Being opt-in and getting compensated are the two things I've seen people want from usage of their data. No one should have an issue with this since it does both.
I harbor serious doubts that most of the 'volunteers' here know exactly what it is they're providing -- the sign-up sheet probably didn't say "we will know very specifically your porn-watching habits" e.g.
I think that this is a fairly common when it comes to technology. The terms and conditions seem reasonable ("we collect some data to provide more relevant ads"), but when you look a bit more closely they build a personal file that contains who you communicate (email/text/call) with and how often, where you go, what you buy, which websites you visit, which videos you watch, etc to the extent that they are able. My mother is very smart, well-educated (she has a PhD), and relatively tech savvy (she works in scientific computing), but she was still floored when I told her about some of the tracking Facebook and Google perform. Google recording her location (which she technically agreed to, but did not realize) was enough that she asked me to help her migrate away from Gmail. She probably would have managed without my assistance, but the barrier would have been much higher.
"We will hold logs of you saying awful things to your girlfriend as you're breaking up in a file on you for the next 50 years" is more accurate. Privacy nihilism comes either from a lack of imagination, or a lack of perceived power.
It was open to adults as well, but yes. However, they had no duty to specifically enumerate that particular case anyway lol. And technically that is a crime under US law to distribute porn to minors, but its not a crime for the users to view it, so if they connect to a website intended for and operating in another country without such laws, there is no legal issue.
While I'm generally all for opt-in and free decision making I think some lines should only be crossed in special circumstances. Similarly to medical procedures that are only legal if the patient is very clearly informed about all potential risks (and that includes even those risks that are really not that probable) by an actual human being and not by just clicking on a button. In the case of Facebook they would in my opinion need to state very clearly that there is an albeit small risk of a breach and all collected data could be made public ("for example you employer might suddenly know which porn websites you are visiting or what people you have googled")

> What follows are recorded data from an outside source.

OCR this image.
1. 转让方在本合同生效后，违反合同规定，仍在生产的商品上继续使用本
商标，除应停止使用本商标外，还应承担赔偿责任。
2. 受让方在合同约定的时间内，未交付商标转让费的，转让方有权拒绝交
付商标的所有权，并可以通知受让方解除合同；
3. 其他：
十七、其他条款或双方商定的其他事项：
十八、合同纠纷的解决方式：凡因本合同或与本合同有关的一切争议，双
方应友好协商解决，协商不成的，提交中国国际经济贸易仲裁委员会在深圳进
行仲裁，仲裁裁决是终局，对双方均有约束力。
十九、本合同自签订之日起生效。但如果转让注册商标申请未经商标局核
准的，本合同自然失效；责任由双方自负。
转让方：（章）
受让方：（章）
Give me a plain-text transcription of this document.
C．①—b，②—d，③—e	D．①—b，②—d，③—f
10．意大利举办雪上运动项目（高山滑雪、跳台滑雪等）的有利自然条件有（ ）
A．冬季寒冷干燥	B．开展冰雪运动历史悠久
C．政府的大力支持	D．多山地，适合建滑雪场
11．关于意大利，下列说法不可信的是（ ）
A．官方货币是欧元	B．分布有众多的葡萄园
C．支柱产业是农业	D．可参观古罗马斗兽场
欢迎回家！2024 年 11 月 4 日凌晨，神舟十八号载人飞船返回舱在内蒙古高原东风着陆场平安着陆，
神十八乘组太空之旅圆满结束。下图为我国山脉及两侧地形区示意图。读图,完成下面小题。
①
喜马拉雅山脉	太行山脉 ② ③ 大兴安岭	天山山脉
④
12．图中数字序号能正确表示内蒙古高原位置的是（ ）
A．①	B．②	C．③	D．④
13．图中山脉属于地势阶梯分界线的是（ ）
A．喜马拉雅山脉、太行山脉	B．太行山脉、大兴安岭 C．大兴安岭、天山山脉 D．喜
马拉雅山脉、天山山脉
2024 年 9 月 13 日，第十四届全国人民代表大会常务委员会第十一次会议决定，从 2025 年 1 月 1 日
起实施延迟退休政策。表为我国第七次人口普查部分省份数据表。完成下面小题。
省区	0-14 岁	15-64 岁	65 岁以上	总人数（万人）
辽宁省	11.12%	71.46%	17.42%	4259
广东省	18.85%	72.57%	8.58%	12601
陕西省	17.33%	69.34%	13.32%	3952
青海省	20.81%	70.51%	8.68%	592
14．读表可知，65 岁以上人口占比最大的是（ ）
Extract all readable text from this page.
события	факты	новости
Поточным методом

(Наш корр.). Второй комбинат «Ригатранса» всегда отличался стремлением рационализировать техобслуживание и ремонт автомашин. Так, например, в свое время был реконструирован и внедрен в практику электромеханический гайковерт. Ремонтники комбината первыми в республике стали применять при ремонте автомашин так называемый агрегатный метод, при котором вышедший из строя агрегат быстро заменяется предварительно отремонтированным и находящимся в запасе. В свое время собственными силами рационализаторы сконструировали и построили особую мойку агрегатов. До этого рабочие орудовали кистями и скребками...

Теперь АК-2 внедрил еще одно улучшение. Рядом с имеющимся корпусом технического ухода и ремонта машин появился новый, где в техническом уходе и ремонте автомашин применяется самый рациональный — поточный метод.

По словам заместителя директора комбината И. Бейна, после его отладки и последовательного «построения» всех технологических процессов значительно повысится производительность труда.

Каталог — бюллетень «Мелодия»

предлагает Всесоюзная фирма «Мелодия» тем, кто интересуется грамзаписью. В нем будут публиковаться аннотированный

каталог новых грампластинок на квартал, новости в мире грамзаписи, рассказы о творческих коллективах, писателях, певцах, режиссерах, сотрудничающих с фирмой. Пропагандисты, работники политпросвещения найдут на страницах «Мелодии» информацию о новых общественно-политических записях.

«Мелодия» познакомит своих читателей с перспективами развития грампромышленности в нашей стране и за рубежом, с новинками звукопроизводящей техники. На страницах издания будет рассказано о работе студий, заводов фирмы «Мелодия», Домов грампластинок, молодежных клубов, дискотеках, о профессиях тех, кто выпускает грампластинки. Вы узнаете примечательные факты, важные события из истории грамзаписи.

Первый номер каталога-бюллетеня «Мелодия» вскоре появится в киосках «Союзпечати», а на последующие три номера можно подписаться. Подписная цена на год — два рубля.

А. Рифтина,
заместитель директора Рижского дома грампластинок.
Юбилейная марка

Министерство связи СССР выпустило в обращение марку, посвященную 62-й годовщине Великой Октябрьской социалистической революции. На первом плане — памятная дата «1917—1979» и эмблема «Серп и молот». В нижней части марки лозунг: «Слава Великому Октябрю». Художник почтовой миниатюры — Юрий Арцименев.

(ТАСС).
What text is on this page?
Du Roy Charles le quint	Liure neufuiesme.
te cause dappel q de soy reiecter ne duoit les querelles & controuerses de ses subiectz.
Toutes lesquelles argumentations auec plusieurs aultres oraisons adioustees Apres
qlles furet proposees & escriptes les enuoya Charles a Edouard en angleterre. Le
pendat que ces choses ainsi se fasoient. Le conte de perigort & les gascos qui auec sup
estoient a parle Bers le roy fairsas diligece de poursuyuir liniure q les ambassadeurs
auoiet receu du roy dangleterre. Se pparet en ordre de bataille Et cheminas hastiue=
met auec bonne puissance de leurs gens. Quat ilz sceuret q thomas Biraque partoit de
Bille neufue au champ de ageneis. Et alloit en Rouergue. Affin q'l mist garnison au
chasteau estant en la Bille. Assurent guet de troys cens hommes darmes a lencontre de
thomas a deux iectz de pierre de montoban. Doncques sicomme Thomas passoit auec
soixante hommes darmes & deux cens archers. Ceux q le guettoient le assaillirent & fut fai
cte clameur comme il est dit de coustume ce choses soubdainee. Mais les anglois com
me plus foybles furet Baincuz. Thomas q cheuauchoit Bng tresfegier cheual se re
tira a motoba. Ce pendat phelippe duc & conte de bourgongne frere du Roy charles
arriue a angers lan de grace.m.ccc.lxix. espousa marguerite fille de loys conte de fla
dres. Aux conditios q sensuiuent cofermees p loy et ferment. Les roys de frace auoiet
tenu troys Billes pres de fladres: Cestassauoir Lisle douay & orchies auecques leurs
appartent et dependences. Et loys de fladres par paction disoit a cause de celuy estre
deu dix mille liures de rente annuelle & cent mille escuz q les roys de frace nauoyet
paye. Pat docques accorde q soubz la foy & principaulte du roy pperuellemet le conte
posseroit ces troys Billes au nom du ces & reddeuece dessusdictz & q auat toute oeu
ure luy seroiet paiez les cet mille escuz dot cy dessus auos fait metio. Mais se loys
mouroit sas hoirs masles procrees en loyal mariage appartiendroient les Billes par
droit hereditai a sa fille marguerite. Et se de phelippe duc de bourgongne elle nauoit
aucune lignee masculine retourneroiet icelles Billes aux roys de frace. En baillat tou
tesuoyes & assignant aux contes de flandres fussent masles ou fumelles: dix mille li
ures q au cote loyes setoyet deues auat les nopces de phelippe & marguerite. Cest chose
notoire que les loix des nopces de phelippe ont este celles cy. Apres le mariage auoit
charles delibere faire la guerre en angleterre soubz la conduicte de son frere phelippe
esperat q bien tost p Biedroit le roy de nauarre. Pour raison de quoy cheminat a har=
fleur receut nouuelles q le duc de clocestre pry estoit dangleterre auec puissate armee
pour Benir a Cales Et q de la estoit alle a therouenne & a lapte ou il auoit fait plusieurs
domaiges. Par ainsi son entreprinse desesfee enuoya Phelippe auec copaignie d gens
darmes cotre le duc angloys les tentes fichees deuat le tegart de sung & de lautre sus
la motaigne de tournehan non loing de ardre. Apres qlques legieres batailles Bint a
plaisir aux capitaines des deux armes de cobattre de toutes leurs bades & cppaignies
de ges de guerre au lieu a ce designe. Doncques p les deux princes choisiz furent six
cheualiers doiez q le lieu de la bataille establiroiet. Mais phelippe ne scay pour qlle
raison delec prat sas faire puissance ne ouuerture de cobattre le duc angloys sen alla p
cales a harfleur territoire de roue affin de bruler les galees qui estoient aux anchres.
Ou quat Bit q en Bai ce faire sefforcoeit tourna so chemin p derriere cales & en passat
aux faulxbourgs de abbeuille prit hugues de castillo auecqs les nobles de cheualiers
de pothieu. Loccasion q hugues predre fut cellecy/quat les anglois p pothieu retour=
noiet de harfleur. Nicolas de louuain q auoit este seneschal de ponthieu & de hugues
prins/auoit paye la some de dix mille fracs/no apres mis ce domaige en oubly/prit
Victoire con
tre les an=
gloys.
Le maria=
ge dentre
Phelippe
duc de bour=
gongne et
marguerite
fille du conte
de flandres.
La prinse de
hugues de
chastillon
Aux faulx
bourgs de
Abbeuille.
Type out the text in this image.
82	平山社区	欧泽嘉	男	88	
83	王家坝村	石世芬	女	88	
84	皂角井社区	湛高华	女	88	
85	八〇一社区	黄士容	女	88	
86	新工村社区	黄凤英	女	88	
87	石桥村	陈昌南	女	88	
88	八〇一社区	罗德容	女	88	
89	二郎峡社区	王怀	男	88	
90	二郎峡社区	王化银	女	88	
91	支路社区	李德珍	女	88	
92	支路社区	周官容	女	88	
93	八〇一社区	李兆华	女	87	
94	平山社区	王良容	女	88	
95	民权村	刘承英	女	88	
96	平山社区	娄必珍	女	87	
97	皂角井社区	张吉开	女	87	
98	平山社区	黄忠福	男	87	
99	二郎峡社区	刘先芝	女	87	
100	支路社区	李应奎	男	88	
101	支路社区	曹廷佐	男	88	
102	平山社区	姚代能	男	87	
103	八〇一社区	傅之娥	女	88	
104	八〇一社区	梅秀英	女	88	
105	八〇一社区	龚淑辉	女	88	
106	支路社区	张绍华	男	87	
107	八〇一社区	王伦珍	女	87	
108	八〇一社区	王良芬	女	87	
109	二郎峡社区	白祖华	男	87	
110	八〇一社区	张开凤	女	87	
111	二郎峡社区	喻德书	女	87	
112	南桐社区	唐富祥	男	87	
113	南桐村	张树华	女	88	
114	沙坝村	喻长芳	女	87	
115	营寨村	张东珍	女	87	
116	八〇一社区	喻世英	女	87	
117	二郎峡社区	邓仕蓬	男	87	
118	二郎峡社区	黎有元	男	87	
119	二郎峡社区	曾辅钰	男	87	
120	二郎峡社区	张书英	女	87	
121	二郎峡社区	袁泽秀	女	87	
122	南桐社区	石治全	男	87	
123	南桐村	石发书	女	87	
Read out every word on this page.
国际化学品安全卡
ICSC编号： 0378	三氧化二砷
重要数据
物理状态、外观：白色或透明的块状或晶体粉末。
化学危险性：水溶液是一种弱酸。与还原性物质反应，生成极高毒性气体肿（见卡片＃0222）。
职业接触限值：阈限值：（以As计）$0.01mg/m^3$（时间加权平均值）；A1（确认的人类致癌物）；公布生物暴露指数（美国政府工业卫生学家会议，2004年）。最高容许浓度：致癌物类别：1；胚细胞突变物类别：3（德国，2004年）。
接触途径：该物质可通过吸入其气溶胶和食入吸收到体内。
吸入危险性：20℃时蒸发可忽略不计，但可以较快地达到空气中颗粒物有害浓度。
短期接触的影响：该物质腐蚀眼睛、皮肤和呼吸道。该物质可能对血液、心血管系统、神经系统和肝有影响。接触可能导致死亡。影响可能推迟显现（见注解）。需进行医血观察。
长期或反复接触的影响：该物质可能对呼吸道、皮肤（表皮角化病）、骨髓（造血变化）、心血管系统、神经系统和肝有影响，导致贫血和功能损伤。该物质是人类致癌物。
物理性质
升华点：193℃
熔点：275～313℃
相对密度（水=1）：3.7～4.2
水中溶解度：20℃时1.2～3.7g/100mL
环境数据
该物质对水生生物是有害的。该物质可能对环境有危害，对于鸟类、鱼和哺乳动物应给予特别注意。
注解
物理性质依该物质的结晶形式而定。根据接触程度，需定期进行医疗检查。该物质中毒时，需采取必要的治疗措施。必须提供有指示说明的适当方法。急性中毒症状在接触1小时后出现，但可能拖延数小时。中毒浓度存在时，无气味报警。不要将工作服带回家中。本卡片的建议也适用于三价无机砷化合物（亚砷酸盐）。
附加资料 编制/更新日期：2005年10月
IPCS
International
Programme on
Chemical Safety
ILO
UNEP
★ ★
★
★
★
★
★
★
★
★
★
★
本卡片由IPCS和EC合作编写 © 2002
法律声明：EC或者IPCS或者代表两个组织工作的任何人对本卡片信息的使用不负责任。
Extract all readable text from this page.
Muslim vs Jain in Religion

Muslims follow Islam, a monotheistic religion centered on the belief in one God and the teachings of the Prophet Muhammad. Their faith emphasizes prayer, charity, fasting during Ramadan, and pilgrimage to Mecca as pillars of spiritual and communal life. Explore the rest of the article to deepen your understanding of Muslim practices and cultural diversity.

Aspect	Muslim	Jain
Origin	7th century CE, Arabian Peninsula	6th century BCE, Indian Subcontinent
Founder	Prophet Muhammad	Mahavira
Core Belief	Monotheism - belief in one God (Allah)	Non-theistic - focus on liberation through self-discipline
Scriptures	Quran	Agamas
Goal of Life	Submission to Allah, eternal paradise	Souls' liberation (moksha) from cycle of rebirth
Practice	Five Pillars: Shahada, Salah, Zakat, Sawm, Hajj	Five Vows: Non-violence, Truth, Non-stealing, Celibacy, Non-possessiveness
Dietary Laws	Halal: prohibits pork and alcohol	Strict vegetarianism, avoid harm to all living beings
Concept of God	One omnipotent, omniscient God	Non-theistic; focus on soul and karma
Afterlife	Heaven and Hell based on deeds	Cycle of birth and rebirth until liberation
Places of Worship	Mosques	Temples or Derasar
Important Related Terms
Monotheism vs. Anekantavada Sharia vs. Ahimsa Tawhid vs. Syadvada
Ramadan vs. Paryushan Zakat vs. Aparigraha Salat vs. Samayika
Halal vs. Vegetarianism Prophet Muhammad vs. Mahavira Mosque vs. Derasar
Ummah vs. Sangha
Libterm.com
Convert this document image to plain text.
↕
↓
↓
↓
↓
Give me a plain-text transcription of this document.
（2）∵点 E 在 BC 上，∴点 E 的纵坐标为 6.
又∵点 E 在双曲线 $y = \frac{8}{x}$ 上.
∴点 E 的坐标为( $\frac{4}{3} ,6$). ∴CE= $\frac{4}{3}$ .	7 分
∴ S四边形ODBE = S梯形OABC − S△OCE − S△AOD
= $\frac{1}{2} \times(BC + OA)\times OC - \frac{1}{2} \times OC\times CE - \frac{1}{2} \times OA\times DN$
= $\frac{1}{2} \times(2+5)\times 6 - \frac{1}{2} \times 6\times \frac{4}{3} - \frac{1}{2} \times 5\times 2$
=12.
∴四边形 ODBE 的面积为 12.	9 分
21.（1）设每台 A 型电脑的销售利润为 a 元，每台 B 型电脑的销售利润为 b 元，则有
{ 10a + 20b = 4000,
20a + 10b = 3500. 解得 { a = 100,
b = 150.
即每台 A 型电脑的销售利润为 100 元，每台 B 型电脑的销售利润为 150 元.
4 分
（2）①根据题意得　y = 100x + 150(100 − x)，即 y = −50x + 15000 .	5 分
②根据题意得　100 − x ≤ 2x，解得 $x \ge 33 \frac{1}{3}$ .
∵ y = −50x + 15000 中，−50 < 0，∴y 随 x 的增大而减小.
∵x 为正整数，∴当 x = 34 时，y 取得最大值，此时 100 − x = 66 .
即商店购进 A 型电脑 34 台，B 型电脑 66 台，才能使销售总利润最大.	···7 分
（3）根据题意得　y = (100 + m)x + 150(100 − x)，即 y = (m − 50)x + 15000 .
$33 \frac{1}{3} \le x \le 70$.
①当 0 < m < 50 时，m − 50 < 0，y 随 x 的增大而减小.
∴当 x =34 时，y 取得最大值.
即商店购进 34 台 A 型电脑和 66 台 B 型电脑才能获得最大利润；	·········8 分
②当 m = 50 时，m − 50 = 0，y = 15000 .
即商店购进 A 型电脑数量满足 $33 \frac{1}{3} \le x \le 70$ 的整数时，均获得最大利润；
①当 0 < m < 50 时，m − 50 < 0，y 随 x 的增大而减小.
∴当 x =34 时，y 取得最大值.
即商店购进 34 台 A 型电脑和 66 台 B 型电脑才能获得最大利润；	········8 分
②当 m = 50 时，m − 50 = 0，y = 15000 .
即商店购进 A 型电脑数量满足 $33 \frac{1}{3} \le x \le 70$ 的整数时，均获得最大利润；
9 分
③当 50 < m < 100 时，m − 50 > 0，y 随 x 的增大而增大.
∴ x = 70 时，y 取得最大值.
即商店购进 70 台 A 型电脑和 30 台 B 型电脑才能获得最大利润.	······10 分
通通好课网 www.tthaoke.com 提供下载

Big opt-ins require big explaining because people can only truly make free decisions if there is an actual effort to inform them about what is happening.
Edit: so maybe this is a bit extreme because I realize that this might similarly apply to (for example) phone manufacturers. I still think that actually analysing the traffic is a bigger risk than simply providing the phone/browser to generate the traffic because of the centralized target that is Facebook.
Regardless of whether Facebook was also trying to deceive users specifically—which we'll never know—they likely wanted to deceive Apple. I'm not going to blame any developer for attempting to bypass Apple's stupid restrictions.
Using intermediaries also allowed Facebook to technically not violate Apple's enterprise certificate contract (because the intermediaries were in violation instead).
> Using intermediaries also allowed Facebook to technically not violate Apple's enterprise certificate contract (because the intermediaries were in violation instead).
I actually though they would have done that, but it used the regular "iPhone Distribution: Facebook, Inc. (In-House)" cert, they didn't even create a shell entity and get a new one. Reports say Apple has revoked this cert, breaking all internal (legitimate) apps and possibly creating quite a bit of chaos for internal ops.{1} Their separate Apple Developer Program organization account, used to deploy TestFlight public and private betas and App Store apps, as well as local deployment to a small number of devices without Apple involvement for development testing, is not affected.
The intermediaries may or may not face consequences if they have separate agreements with Apple, but they did not use any Apple products to do their part and have not violated anything with Apple.
This is a massive overreach. I would be pretty shocked if the people involved in this "research program" truly understood just how much access to their private data they were granting Facebook.
Maybe there wouldn't be an issue if they were being 100% transparent and explicit about what information they are collecting and how it will be used. However, the article seems to paint a fairly compelling picture that FB is not acting in good faith.
The fact that they're targeting kids makes it that much more unethical.
It depends very much on what users are told they are signing up for. The ad in the article says a "paid social media research study", which couldn't be more vague compared to the level of access Facebook are granted through the root certificate.
Plus, the deliberate targeting of children that won't know better. And asking people to upload their Amazon order history! Pretty scummy.
> No one should have an issue with this since it does both.
Surely there's something to be said about age. There's a reason 14-year-olds can't enter into a legally binding contract.
Besides this, there's also the issue of how clear it is that the app is collecting private data. The article says:
"Facebook first got into the data-sniffing business when it acquired Onavo for around $120 million in 2014. The VPN app helped users track and minimize their mobile data plan usage, but also gave Facebook deep analytics about what other apps they were using."
which seems a lot like Facebook luring users into giving them their data without the users' knowledge.
Yeah.. these are minors though. It may not be illegal explicitly but the fact that they are minors feels different than the perspective of an enlightened bargain.